The Italian capital isn’t generally considered to be at high seismic risk but ever since I heard about the damage of the giant amphitheater, I’ve looked at Rome in a different light. The rest of the country is so often wracked by the trembling of the earth — as evidenced by the recent destruction near Bologna. What kind of risks does the Eternal City face? The ground underneath is free of faults. Volcanic activity is mercifully distant. But the historic record tells a different story, of a city struck again and again by minor — but nonetheless damaging — earthquakes.

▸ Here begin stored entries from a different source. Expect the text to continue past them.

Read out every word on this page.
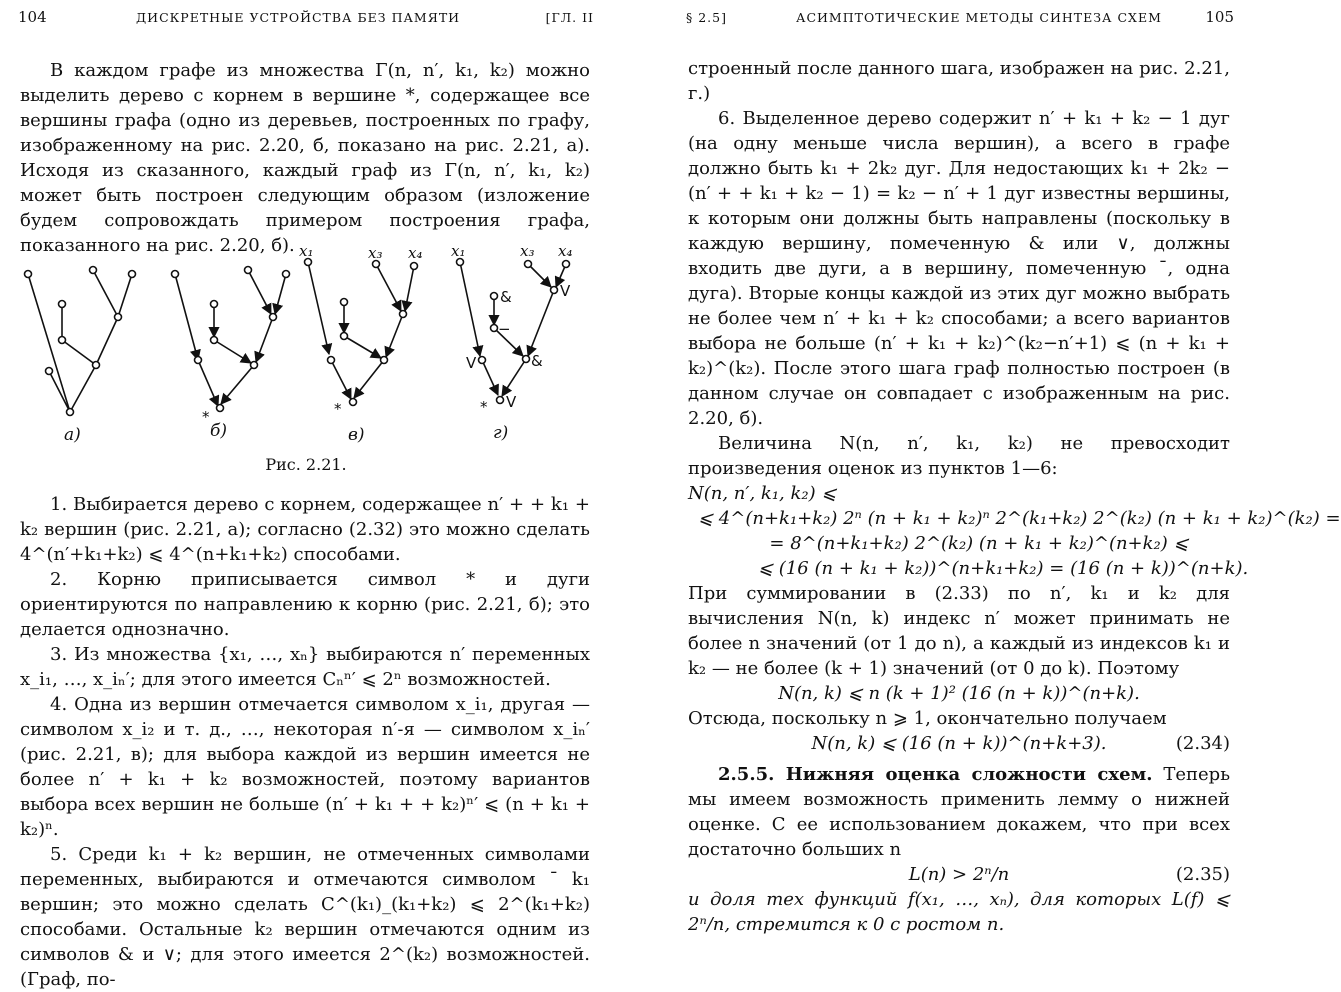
104	ДИСКРЕТНЫЕ УСТРОЙСТВА БЕЗ ПАМЯТИ	[ГЛ. II

В каждом графе из множества Γ(n, n′, k₁, k₂) можно выделить дерево с корнем в вершине *, содержащее все вершины графа (одно из деревьев, построенных по графу, изображенному на рис. 2.20, б, показано на рис. 2.21, а). Исходя из сказанного, каждый граф из Γ(n, n′, k₁, k₂) может быть построен следующим образом (изложение будем сопровождать примером построения графа, показанного на рис. 2.20, б).

а)	б)	в)	г)
x₁	x₃ x₄ x₁	x₃ x₄
*	*	*
&
−
&
V
V
V
Рис. 2.21.

1. Выбирается дерево с корнем, содержащее n′ + + k₁ + k₂ вершин (рис. 2.21, а); согласно (2.32) это можно сделать 4^(n′+k₁+k₂) ⩽ 4^(n+k₁+k₂) способами.

2. Корню приписывается символ * и дуги ориентируются по направлению к корню (рис. 2.21, б); это делается однозначно.

3. Из множества {x₁, …, xₙ} выбираются n′ переменных x_i₁, …, x_iₙ′; для этого имеется Cₙⁿ′ ⩽ 2ⁿ возможностей.

4. Одна из вершин отмечается символом x_i₁, другая — символом x_i₂ и т. д., …, некоторая n′-я — символом x_iₙ′ (рис. 2.21, в); для выбора каждой из вершин имеется не более n′ + k₁ + k₂ возможностей, поэтому вариантов выбора всех вершин не больше (n′ + k₁ + + k₂)ⁿ′ ⩽ (n + k₁ + k₂)ⁿ.

5. Среди k₁ + k₂ вершин, не отмеченных символами переменных, выбираются и отмечаются символом ¯ k₁ вершин; это можно сделать C^(k₁)_(k₁+k₂) ⩽ 2^(k₁+k₂) способами. Остальные k₂ вершин отмечаются одним из символов & и ∨; для этого имеется 2^(k₂) возможностей. (Граф, по-

§ 2.5]	АСИМПТОТИЧЕСКИЕ МЕТОДЫ СИНТЕЗА СХЕМ	105

строенный после данного шага, изображен на рис. 2.21, г.)

6. Выделенное дерево содержит n′ + k₁ + k₂ − 1 дуг (на одну меньше числа вершин), а всего в графе должно быть k₁ + 2k₂ дуг. Для недостающих k₁ + 2k₂ − (n′ + + k₁ + k₂ − 1) = k₂ − n′ + 1 дуг известны вершины, к которым они должны быть направлены (поскольку в каждую вершину, помеченную & или ∨, должны входить две дуги, а в вершину, помеченную ¯, одна дуга). Вторые концы каждой из этих дуг можно выбрать не более чем n′ + k₁ + k₂ способами; а всего вариантов выбора не больше (n′ + k₁ + k₂)^(k₂−n′+1) ⩽ (n + k₁ + k₂)^(k₂). После этого шага граф полностью построен (в данном случае он совпадает с изображенным на рис. 2.20, б).

Величина N(n, n′, k₁, k₂) не превосходит произведения оценок из пунктов 1—6:

N(n, n′, k₁, k₂) ⩽

⩽ 4^(n+k₁+k₂) 2ⁿ (n + k₁ + k₂)ⁿ 2^(k₁+k₂) 2^(k₂) (n + k₁ + k₂)^(k₂) =

= 8^(n+k₁+k₂) 2^(k₂) (n + k₁ + k₂)^(n+k₂) ⩽

⩽ (16 (n + k₁ + k₂))^(n+k₁+k₂) = (16 (n + k))^(n+k).

При суммировании в (2.33) по n′, k₁ и k₂ для вычисления N(n, k) индекс n′ может принимать не более n значений (от 1 до n), а каждый из индексов k₁ и k₂ — не более (k + 1) значений (от 0 до k). Поэтому

N(n, k) ⩽ n (k + 1)² (16 (n + k))^(n+k).

Отсюда, поскольку n ⩾ 1, окончательно получаем

N(n, k) ⩽ (16 (n + k))^(n+k+3).	(2.34)

2.5.5. Нижняя оценка сложности схем. Теперь мы имеем возможность применить лемму о нижней оценке. С ее использованием докажем, что при всех достаточно больших n

L(n) > 2ⁿ/n	(2.35)

и доля тех функций f(x₁, …, xₙ), для которых L(f) ⩽ 2ⁿ/n, стремится к 0 с ростом n.
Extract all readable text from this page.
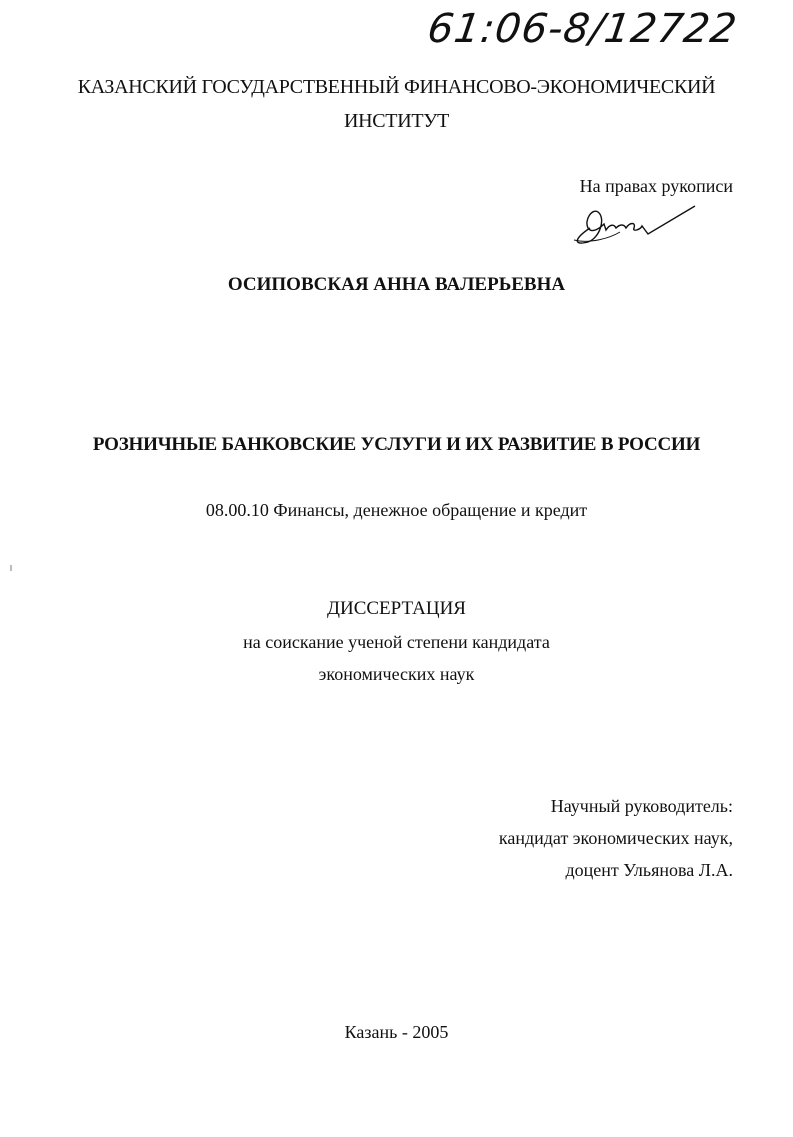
61:06-8/12722
КАЗАНСКИЙ ГОСУДАРСТВЕННЫЙ ФИНАНСОВО-ЭКОНОМИЧЕСКИЙ
ИНСТИТУТ
На правах рукописи
ОСИПОВСКАЯ АННА ВАЛЕРЬЕВНА
РОЗНИЧНЫЕ БАНКОВСКИЕ УСЛУГИ И ИХ РАЗВИТИЕ В РОССИИ
08.00.10 Финансы, денежное обращение и кредит
ДИССЕРТАЦИЯ
на соискание ученой степени кандидата
экономических наук
Научный руководитель:
кандидат экономических наук,
доцент Ульянова Л.А.
Казань - 2005
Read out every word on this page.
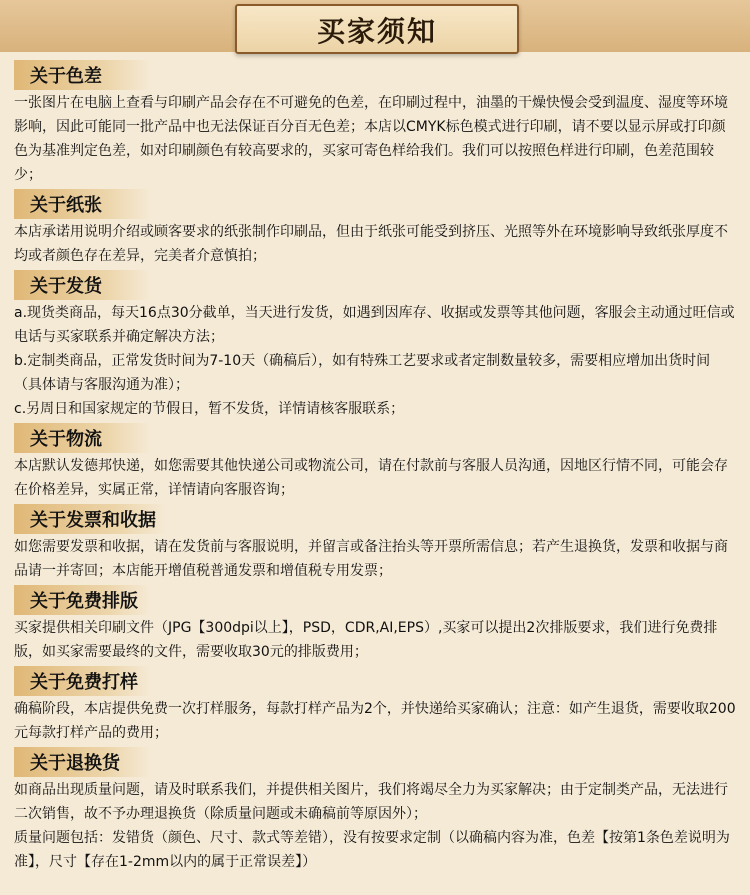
买家须知
关于色差

一张图片在电脑上查看与印刷产品会存在不可避免的色差，在印刷过程中，油墨的干燥快慢会受到温度、湿度等环境影响，因此可能同一批产品中也无法保证百分百无色差；本店以CMYK标色模式进行印刷，请不要以显示屏或打印颜色为基准判定色差，如对印刷颜色有较高要求的，买家可寄色样给我们。我们可以按照色样进行印刷，色差范围较少；

关于纸张

本店承诺用说明介绍或顾客要求的纸张制作印刷品，但由于纸张可能受到挤压、光照等外在环境影响导致纸张厚度不均或者颜色存在差异，完美者介意慎拍；

关于发货

a.现货类商品，每天16点30分截单，当天进行发货，如遇到因库存、收据或发票等其他问题，客服会主动通过旺信或电话与买家联系并确定解决方法；

b.定制类商品，正常发货时间为7-10天（确稿后），如有特殊工艺要求或者定制数量较多，需要相应增加出货时间（具体请与客服沟通为准）；

c.另周日和国家规定的节假日，暂不发货，详情请核客服联系；

关于物流

本店默认发德邦快递，如您需要其他快递公司或物流公司，请在付款前与客服人员沟通，因地区行情不同，可能会存在价格差异，实属正常，详情请向客服咨询；

关于发票和收据

如您需要发票和收据，请在发货前与客服说明，并留言或备注抬头等开票所需信息；若产生退换货，发票和收据与商品请一并寄回；本店能开增值税普通发票和增值税专用发票；

关于免费排版

买家提供相关印刷文件（JPG【300dpi以上】，PSD，CDR,AI,EPS）,买家可以提出2次排版要求，我们进行免费排版，如买家需要最终的文件，需要收取30元的排版费用；

关于免费打样

确稿阶段，本店提供免费一次打样服务，每款打样产品为2个，并快递给买家确认；注意：如产生退货，需要收取200元每款打样产品的费用；

关于退换货

如商品出现质量问题，请及时联系我们，并提供相关图片，我们将竭尽全力为买家解决；由于定制类产品，无法进行二次销售，故不予办理退换货（除质量问题或未确稿前等原因外）；

质量问题包括：发错货（颜色、尺寸、款式等差错），没有按要求定制（以确稿内容为准，色差【按第1条色差说明为准】，尺寸【存在1-2mm以内的属于正常误差】）
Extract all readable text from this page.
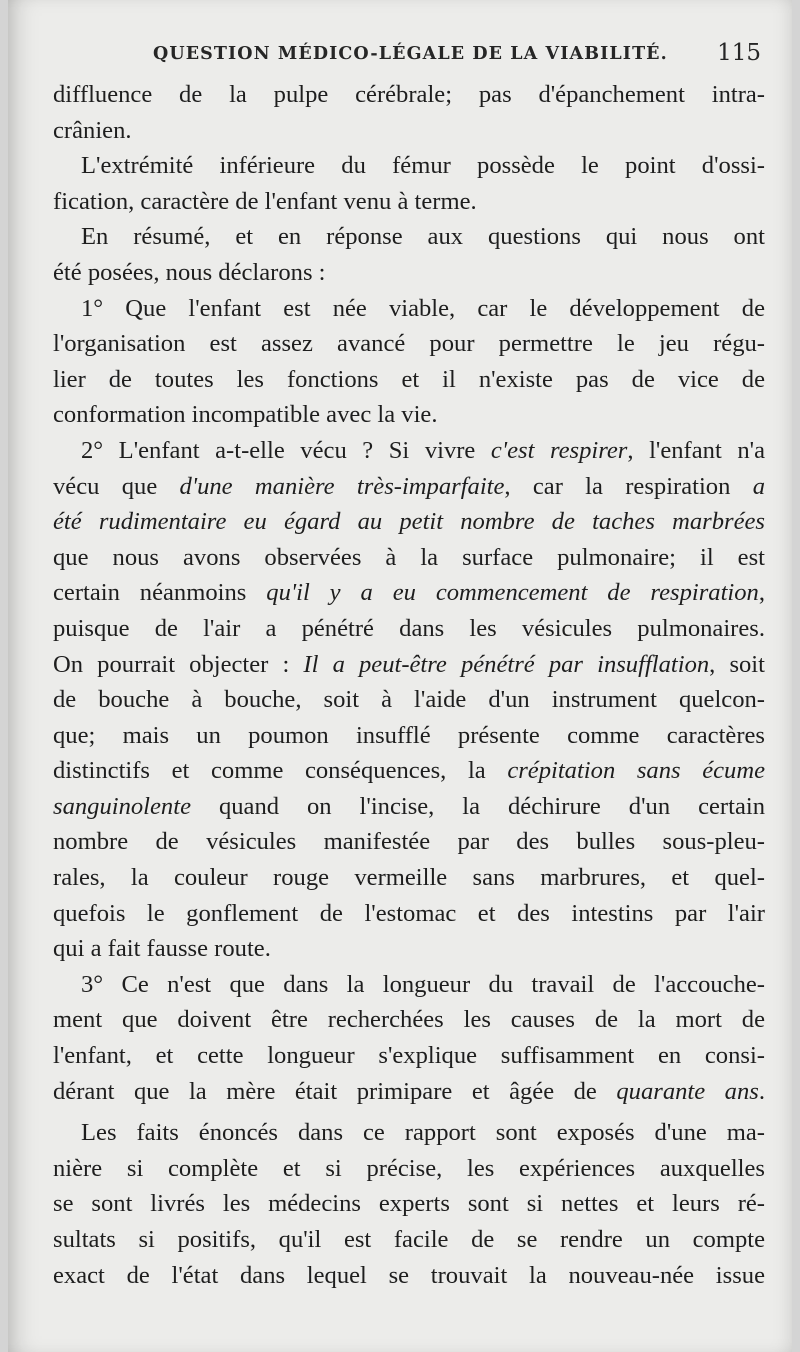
QUESTION MÉDICO-LÉGALE DE LA VIABILITÉ. 115
diffluence de la pulpe cérébrale; pas d'épanchement intra-
crânien.
L'extrémité inférieure du fémur possède le point d'ossi-
fication, caractère de l'enfant venu à terme.
En résumé, et en réponse aux questions qui nous ont
été posées, nous déclarons :
1° Que l'enfant est née viable, car le développement de
l'organisation est assez avancé pour permettre le jeu régu-
lier de toutes les fonctions et il n'existe pas de vice de
conformation incompatible avec la vie.
2° L'enfant a-t-elle vécu ? Si vivre c'est respirer, l'enfant n'a
vécu que d'une manière très-imparfaite, car la respiration a
été rudimentaire eu égard au petit nombre de taches marbrées
que nous avons observées à la surface pulmonaire; il est
certain néanmoins qu'il y a eu commencement de respiration,
puisque de l'air a pénétré dans les vésicules pulmonaires.
On pourrait objecter : Il a peut-être pénétré par insufflation, soit
de bouche à bouche, soit à l'aide d'un instrument quelcon-
que; mais un poumon insufflé présente comme caractères
distinctifs et comme conséquences, la crépitation sans écume
sanguinolente quand on l'incise, la déchirure d'un certain
nombre de vésicules manifestée par des bulles sous-pleu-
rales, la couleur rouge vermeille sans marbrures, et quel-
quefois le gonflement de l'estomac et des intestins par l'air
qui a fait fausse route.
3° Ce n'est que dans la longueur du travail de l'accouche-
ment que doivent être recherchées les causes de la mort de
l'enfant, et cette longueur s'explique suffisamment en consi-
dérant que la mère était primipare et âgée de quarante ans.
Les faits énoncés dans ce rapport sont exposés d'une ma-
nière si complète et si précise, les expériences auxquelles
se sont livrés les médecins experts sont si nettes et leurs ré-
sultats si positifs, qu'il est facile de se rendre un compte
exact de l'état dans lequel se trouvait la nouveau-née issue
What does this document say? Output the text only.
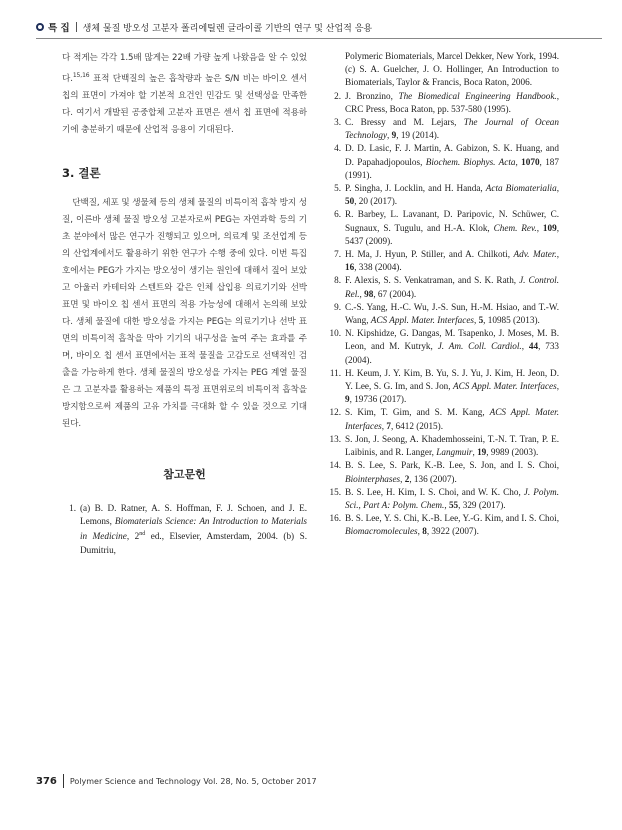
특 집 생체 물질 방오성 고분자 폴리에틸렌 글라이콜 기반의 연구 및 산업적 응용

다 적게는 각각 1.5배 많게는 22배 가량 높게 나왔음을 알 수 있었다.$^{15,16}$ 표적 단백질의 높은 흡착량과 높은 S/N 비는 바이오 센서 칩의 표면이 가져야 할 기본적 요건인 민감도 및 선택성을 만족한다. 여기서 개발된 공중합체 고분자 표면은 센서 칩 표면에 적용하기에 충분하기 때문에 산업적 응용이 기대된다.

3. 결론

단백질, 세포 및 생물체 등의 생체 물질의 비특이적 흡착 방지 성질, 이른바 생체 물질 방오성 고분자로써 PEG는 자연과학 등의 기초 분야에서 많은 연구가 진행되고 있으며, 의료계 및 조선업계 등의 산업계에서도 활용하기 위한 연구가 수행 중에 있다. 이번 특집호에서는 PEG가 가지는 방오성이 생기는 원인에 대해서 짚어 보았고 아울러 카테터와 스텐트와 같은 인체 삽입용 의료기기와 선박 표면 및 바이오 칩 센서 표면의 적용 가능성에 대해서 논의해 보았다. 생체 물질에 대한 방오성을 가지는 PEG는 의료기기나 선박 표면의 비특이적 흡착을 막아 기기의 내구성을 높여 주는 효과를 주며, 바이오 칩 센서 표면에서는 표적 물질을 고감도로 선택적인 검출을 가능하게 한다. 생체 물질의 방오성을 가지는 PEG 계열 물질은 그 고분자를 활용하는 제품의 특정 표면위로의 비특이적 흡착을 방지함으로써 제품의 고유 가치를 극대화 할 수 있을 것으로 기대된다.

참고문헌
1. (a) B. D. Ratner, A. S. Hoffman, F. J. Schoen, and J. E. Lemons, Biomaterials Science: An Introduction to Materials in Medicine, 2nd ed., Elsevier, Amsterdam, 2004. (b) S. Dumitriu,
Polymeric Biomaterials, Marcel Dekker, New York, 1994. (c) S. A. Guelcher, J. O. Hollinger, An Introduction to Biomaterials, Taylor & Francis, Boca Raton, 2006.
2. J. Bronzino, The Biomedical Engineering Handbook., CRC Press, Boca Raton, pp. 537-580 (1995).
3. C. Bressy and M. Lejars, The Journal of Ocean Technology, 9, 19 (2014).
4. D. D. Lasic, F. J. Martin, A. Gabizon, S. K. Huang, and D. Papahadjopoulos, Biochem. Biophys. Acta, 1070, 187 (1991).
5. P. Singha, J. Locklin, and H. Handa, Acta Biomaterialia, 50, 20 (2017).
6. R. Barbey, L. Lavanant, D. Paripovic, N. Schüwer, C. Sugnaux, S. Tugulu, and H.-A. Klok, Chem. Rev., 109, 5437 (2009).
7. H. Ma, J. Hyun, P. Stiller, and A. Chilkoti, Adv. Mater., 16, 338 (2004).
8. F. Alexis, S. S. Venkatraman, and S. K. Rath, J. Control. Rel., 98, 67 (2004).
9. C.-S. Yang, H.-C. Wu, J.-S. Sun, H.-M. Hsiao, and T.-W. Wang, ACS Appl. Mater. Interfaces, 5, 10985 (2013).
10. N. Kipshidze, G. Dangas, M. Tsapenko, J. Moses, M. B. Leon, and M. Kutryk, J. Am. Coll. Cardiol., 44, 733 (2004).
11. H. Keum, J. Y. Kim, B. Yu, S. J. Yu, J. Kim, H. Jeon, D. Y. Lee, S. G. Im, and S. Jon, ACS Appl. Mater. Interfaces, 9, 19736 (2017).
12. S. Kim, T. Gim, and S. M. Kang, ACS Appl. Mater. Interfaces, 7, 6412 (2015).
13. S. Jon, J. Seong, A. Khademhosseini, T.-N. T. Tran, P. E. Laibinis, and R. Langer, Langmuir, 19, 9989 (2003).
14. B. S. Lee, S. Park, K.-B. Lee, S. Jon, and I. S. Choi, Biointerphases, 2, 136 (2007).
15. B. S. Lee, H. Kim, I. S. Choi, and W. K. Cho, J. Polym. Sci., Part A: Polym. Chem., 55, 329 (2017).
16. B. S. Lee, Y. S. Chi, K.-B. Lee, Y.-G. Kim, and I. S. Choi, Biomacromolecules, 8, 3922 (2007).
376 Polymer Science and Technology Vol. 28, No. 5, October 2017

In 15 A.D., an earthquake collapsed a section of the Severan wall, according to Paolo Galli, a researcher at Italy’s Department of Civil Protection, who has combed the historic and archaeological record for evidence of earthquake damage. In 801, another brought down the roof and rafters of St. Paul’s Basilica. In 1044, the city trembled so hard church bells began ringing. The biggest event occurred in 1349, when, as recorded by the Italian poet Petrarch, “the ancient buildings neglected by the citizens and admired by the pilgrims fell down.” The powerful earthquake battered the St. Peter’s and St. Paul’s Basilicas, took off the top of the Conti Tower, and likely destroyed the southern wall of the Colosseum. “Up until then, they were still using it as a bullring,” says Galli. “From then on the Colosseum falls into neglect and becomes a quarry for travertine.”